Accounting policies for the consolidated balance sheet and profit and loss account (continued)

Principles of valuation and determination of results (continued)

Taxation

Income tax on the net result for the year comprises current and deferred tax. Income tax is recognised in the profit and loss account but it is charged or credited directly to equity if the tax relates to items that are credited or charged directly to equity.

Deferred income tax

Deferred income tax is provided in full, using the liability method, on temporary differences arising between the tax bases of assets and liabilities and their carrying amounts in the consolidated financial statements. Deferred income tax is determined using tax rates (and laws) that have been enacted or substantially enacted by the balance sheet date and are expected to apply when the related deferred income tax asset is realised or the deferred income tax liability is settled. Deferred tax assets and liabilities are not discounted.

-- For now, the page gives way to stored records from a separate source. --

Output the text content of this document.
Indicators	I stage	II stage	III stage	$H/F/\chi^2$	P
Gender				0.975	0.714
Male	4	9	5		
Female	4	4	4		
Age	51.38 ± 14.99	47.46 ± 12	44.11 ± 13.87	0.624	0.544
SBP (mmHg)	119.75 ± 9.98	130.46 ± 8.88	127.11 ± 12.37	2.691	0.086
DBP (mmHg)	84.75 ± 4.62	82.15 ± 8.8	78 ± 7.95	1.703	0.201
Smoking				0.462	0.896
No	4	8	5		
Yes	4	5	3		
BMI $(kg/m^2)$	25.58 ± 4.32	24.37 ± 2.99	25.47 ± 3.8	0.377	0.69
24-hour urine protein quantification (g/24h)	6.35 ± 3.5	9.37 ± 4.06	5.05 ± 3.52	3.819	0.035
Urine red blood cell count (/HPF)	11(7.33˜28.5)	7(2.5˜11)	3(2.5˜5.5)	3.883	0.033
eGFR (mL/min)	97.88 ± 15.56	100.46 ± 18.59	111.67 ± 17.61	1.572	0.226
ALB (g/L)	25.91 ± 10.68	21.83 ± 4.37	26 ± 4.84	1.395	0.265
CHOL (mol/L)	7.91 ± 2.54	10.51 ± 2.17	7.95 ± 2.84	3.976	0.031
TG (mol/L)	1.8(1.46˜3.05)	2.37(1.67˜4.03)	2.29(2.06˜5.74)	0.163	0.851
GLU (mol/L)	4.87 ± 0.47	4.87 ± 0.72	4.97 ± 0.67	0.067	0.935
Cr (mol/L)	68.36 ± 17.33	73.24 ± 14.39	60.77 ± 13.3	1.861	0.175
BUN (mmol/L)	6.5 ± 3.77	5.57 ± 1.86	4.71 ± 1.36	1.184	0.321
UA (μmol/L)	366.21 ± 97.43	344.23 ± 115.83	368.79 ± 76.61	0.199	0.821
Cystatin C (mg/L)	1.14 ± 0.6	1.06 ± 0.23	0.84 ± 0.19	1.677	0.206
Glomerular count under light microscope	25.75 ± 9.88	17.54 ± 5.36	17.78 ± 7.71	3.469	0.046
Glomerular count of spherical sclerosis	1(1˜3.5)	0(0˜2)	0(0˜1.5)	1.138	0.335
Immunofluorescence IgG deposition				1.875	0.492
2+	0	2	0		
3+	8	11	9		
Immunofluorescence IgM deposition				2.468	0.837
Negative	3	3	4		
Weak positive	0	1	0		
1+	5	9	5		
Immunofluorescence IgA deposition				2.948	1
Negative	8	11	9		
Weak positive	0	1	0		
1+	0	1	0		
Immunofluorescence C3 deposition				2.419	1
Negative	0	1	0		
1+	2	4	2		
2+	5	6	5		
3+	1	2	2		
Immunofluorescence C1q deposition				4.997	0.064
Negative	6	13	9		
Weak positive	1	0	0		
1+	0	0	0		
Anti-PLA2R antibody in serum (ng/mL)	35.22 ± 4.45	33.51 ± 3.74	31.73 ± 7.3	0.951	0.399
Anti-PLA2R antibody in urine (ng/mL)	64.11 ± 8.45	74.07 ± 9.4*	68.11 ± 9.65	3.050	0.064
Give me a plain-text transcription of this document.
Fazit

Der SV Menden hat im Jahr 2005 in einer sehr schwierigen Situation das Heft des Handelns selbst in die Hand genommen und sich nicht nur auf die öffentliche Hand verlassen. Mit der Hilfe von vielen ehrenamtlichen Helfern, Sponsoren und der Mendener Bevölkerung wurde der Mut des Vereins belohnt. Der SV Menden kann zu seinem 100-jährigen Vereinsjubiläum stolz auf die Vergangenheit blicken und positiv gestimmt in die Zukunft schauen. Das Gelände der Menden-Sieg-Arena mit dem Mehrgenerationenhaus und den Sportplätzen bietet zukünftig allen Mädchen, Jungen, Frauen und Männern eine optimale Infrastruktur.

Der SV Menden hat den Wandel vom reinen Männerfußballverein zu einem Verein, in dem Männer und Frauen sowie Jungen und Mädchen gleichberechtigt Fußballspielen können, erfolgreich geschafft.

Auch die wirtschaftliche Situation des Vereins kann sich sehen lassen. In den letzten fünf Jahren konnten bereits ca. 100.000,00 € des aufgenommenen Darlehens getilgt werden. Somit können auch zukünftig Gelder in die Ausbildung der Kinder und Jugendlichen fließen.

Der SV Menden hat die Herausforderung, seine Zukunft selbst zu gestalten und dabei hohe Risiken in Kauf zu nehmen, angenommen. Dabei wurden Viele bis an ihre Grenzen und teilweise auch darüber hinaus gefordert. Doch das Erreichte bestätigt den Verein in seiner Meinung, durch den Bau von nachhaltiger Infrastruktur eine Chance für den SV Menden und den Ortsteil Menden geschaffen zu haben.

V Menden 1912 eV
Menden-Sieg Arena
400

Deferred tax assets are recognised where it is probable that future taxable profit will be available against which the temporary differences can be utilised. Deferred income tax is provided on temporary differences arising from investments in subsidiaries and associates, except where the timing of the reversal of the temporary difference is controlled by the Group and it is probable that the difference will not reverse in the foreseeable future. The tax effects of income tax losses available for carry forward are recognised as an asset where it is probable that future taxable profits will be available against which these losses can be utilised.

Deferred tax related to fair value remeasurement of available-for-sale investments and cash flow hedges, which are charged or credited directly to equity, is also credited or charged directly to equity and is subsequently recognised in the profit and loss account together with the deferred gain or loss.